Even though this session is a non-budget year, the leadership in both chambers has agreed to a supplemental budget of $4.5 million for the agriculture committees. Both House and Senate share similar provisions in their omnibus bills, including farm-to-school programs, soil health equipment grants, AGRI program funding, and nitrate treatment in southeast Minnesota. The Senate version has livestock protection grants, meat processing education grants, elk depredation grants, and a ten-year reauthorization of AFREC. The House bill includes biofuel infrastructure grants, pollinator research funding, AURI funding, emerging farmer infrastructure grants, and transfers the AFREC account into a private well drinking water assistance program.

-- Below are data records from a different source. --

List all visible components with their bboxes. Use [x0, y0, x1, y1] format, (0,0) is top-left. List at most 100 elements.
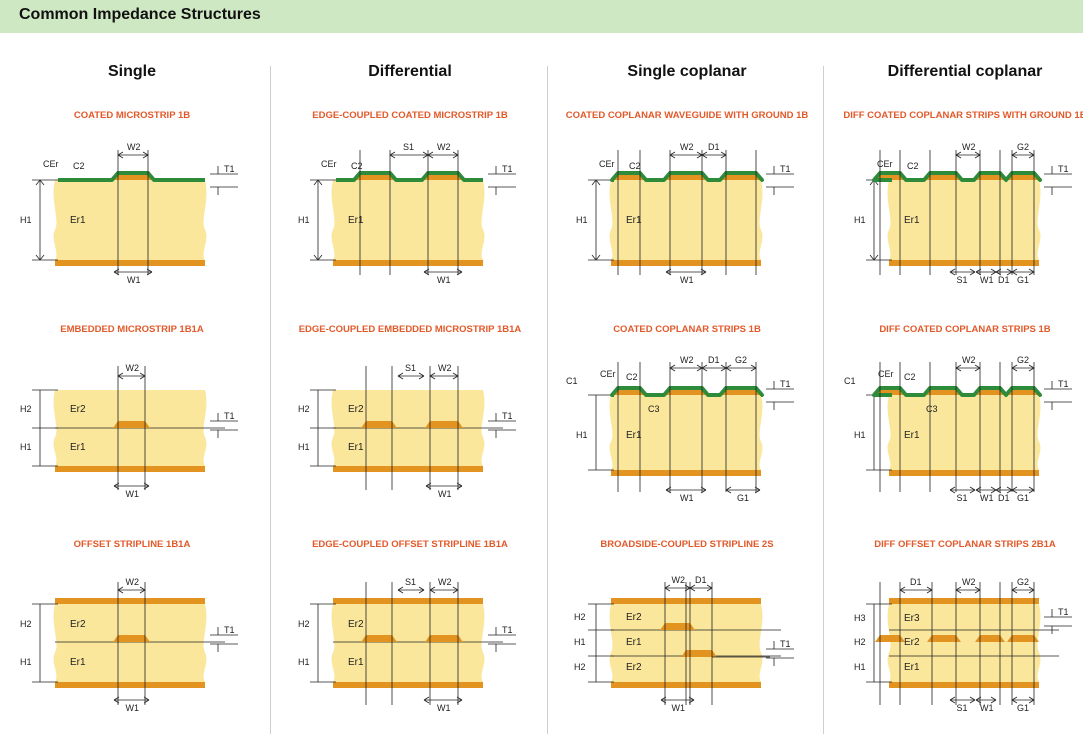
dimension-line	[1006, 486, 1013, 491]
stripline-trace	[975, 635, 1005, 642]
dimension-line	[389, 151, 396, 156]
label-t1: T1	[502, 164, 513, 174]
label-t1: T1	[1058, 607, 1069, 617]
dimension-line	[688, 699, 695, 704]
dimension-line	[969, 699, 976, 704]
stripline-cell: Er3 Er2 Er1 H3 H2 H1 D1 W2 G2 S1 W1 G1 T1	[854, 577, 1072, 713]
dielectric-label-er2: Er2	[626, 662, 642, 673]
dimension-line	[313, 254, 319, 261]
ground-plane	[889, 260, 1039, 266]
label-c1: C1	[566, 376, 578, 386]
dimension-line	[389, 154, 396, 159]
dielectric-label-er1: Er1	[904, 215, 920, 226]
dimension-line	[423, 271, 430, 276]
dimension-line	[397, 589, 404, 594]
label-t1: T1	[1058, 379, 1069, 389]
dimension-line	[1028, 489, 1035, 494]
dimension-line	[720, 364, 727, 369]
label-w2: W2	[127, 142, 141, 152]
dimension-line	[452, 375, 459, 380]
column-header-single-coplanar: Single coplanar	[627, 63, 747, 80]
label-t1: T1	[224, 411, 235, 421]
title-embedded-microstrip: EMBEDDED MICROSTRIP 1B1A	[60, 324, 204, 335]
label-h1: H1	[298, 657, 310, 667]
dimension-line	[995, 486, 1002, 491]
dimension-line	[669, 154, 676, 159]
dimension-line	[664, 584, 671, 589]
label-t1: T1	[780, 639, 791, 649]
title-edge-coupled-offset-stripline: EDGE-COUPLED OFFSET STRIPLINE 1B1A	[312, 539, 508, 550]
dimension-line	[425, 482, 432, 487]
label-t1: T1	[780, 164, 791, 174]
dimension-line	[869, 254, 875, 261]
dimension-line	[595, 179, 601, 186]
dimension-line	[39, 254, 45, 261]
label-c3: C3	[648, 404, 660, 414]
coated-cell: Er1 H1 W2 D1 W1 T1 CEr C2	[576, 142, 794, 285]
title-offset-stripline: OFFSET STRIPLINE 1B1A	[73, 539, 191, 550]
dimension-line	[990, 489, 997, 494]
label-h1: H1	[20, 657, 32, 667]
dimension-line	[146, 268, 153, 273]
dimension-line	[725, 486, 732, 491]
label-s1: S1	[957, 493, 968, 503]
dimension-line	[117, 372, 124, 377]
label-w1: W1	[437, 275, 451, 285]
stripline-trace	[927, 635, 961, 642]
dimension-line	[995, 268, 1002, 273]
label-d1: D1	[695, 575, 707, 585]
dimension-line	[974, 367, 981, 372]
dimension-line	[754, 486, 761, 491]
ground-plane	[889, 598, 1039, 604]
dimension-line	[696, 151, 703, 156]
dimension-line	[117, 375, 124, 380]
dimension-line	[926, 586, 933, 591]
dimension-line	[975, 268, 982, 273]
dimension-line	[955, 154, 962, 159]
dimension-line	[429, 586, 436, 591]
label-h1: H1	[20, 215, 32, 225]
dimension-line	[975, 696, 982, 701]
dielectric-label-er1: Er1	[348, 215, 364, 226]
dimension-line	[1011, 589, 1018, 594]
dimension-line	[139, 372, 146, 377]
dimension-line	[452, 586, 459, 591]
dielectric-label-er1: Er1	[70, 657, 86, 668]
dimension-line	[142, 151, 149, 156]
dimension-line	[700, 271, 707, 276]
dimension-line	[665, 489, 672, 494]
label-w2: W2	[672, 575, 686, 585]
dielectric-layer	[331, 604, 485, 682]
ground-plane	[889, 470, 1039, 476]
title-edge-coupled-embedded-microstrip: EDGE-COUPLED EMBEDDED MICROSTRIP 1B1A	[298, 324, 522, 335]
dimension-line	[1011, 699, 1018, 704]
stripline-cell: Er2 Er1 H2 H1 S1 W2 W1 T1	[298, 577, 516, 713]
label-w1: W1	[438, 489, 452, 499]
dimension-line	[701, 154, 708, 159]
dimension-line	[750, 367, 757, 372]
dimension-line	[1006, 489, 1013, 494]
label-w1: W1	[680, 275, 694, 285]
label-h1: H1	[576, 430, 588, 440]
dimension-line	[117, 586, 124, 591]
dimension-line	[689, 587, 696, 592]
stripline-trace	[361, 635, 397, 642]
dimension-line	[143, 485, 150, 490]
dimension-line	[1011, 586, 1018, 591]
title-broadside-coupled-stripline: BROADSIDE-COUPLED STRIPLINE 2S	[600, 539, 774, 550]
dimension-line	[1011, 268, 1018, 273]
label-d1: D1	[708, 142, 720, 152]
dimension-line	[720, 151, 727, 156]
dimension-line	[975, 271, 982, 276]
dimension-line	[1028, 486, 1035, 491]
dimension-line	[422, 151, 429, 156]
dimension-line	[427, 151, 434, 156]
dimension-line	[397, 372, 404, 377]
label-d1: D1	[910, 577, 922, 587]
dimension-line	[949, 489, 956, 494]
label-c2: C2	[73, 161, 85, 171]
label-c2: C2	[351, 161, 363, 171]
coated-cell: Er1 H1 S1 W2 W1 T1 CEr C2	[298, 142, 516, 285]
dimension-line	[113, 696, 120, 701]
dielectric-layer	[887, 180, 1041, 260]
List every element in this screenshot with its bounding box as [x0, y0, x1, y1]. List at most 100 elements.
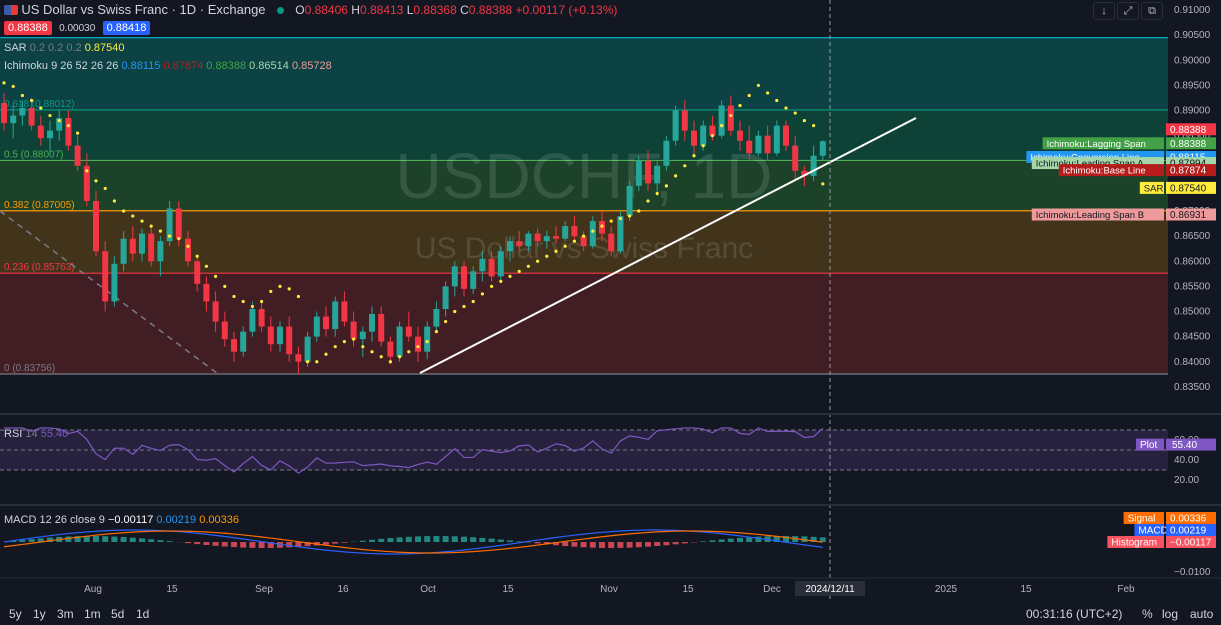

Overall, the differences in spending are negligible, but one provision must be noted. The MN Farm Bureau has supported a clean reauthorization of AFREC. Due to the nature of the House language affecting the AFREC account and usage of the fertilizer fee for the drinking water assistance program, we cannot support the House bill as written. The MN Farm Bureau will continue to interact with and inform key legislators of our position, so the bill ends up in the language we prefer.

Bills of Note:

HF 3763 (Vang)/SF 3955 (Putnam) - Omnibus agriculture supplemental appropriations.

MFBF Position: Support Senate bill; oppose House bill 

Bill Summary: Supplemental budget appropriations for the MN Department of Agriculture; nitrate mitigation funding, assorted grant programs, and AFREC reauthorization.

Impact on our Members and Agriculture: The supplemental budget's primary focus is on addressing some of the nitrate runoff issues in southeast Minnesota. More than half of the bill’s budget is going to reverse osmosis filters, soil health equipment grants, repairing and replacing wells, and programs that focus on nitrate treatment. The rest of the budget is for smaller one-time grant appropriations and future funding of the AGRI program.
 Action taken by MFBF: Verbal testimony by Loren Dauer; informed legislators of our position.

Status: Referred to Senate floor on 4/19/24. Referred to House Ways and Means Committee on 4/18/24.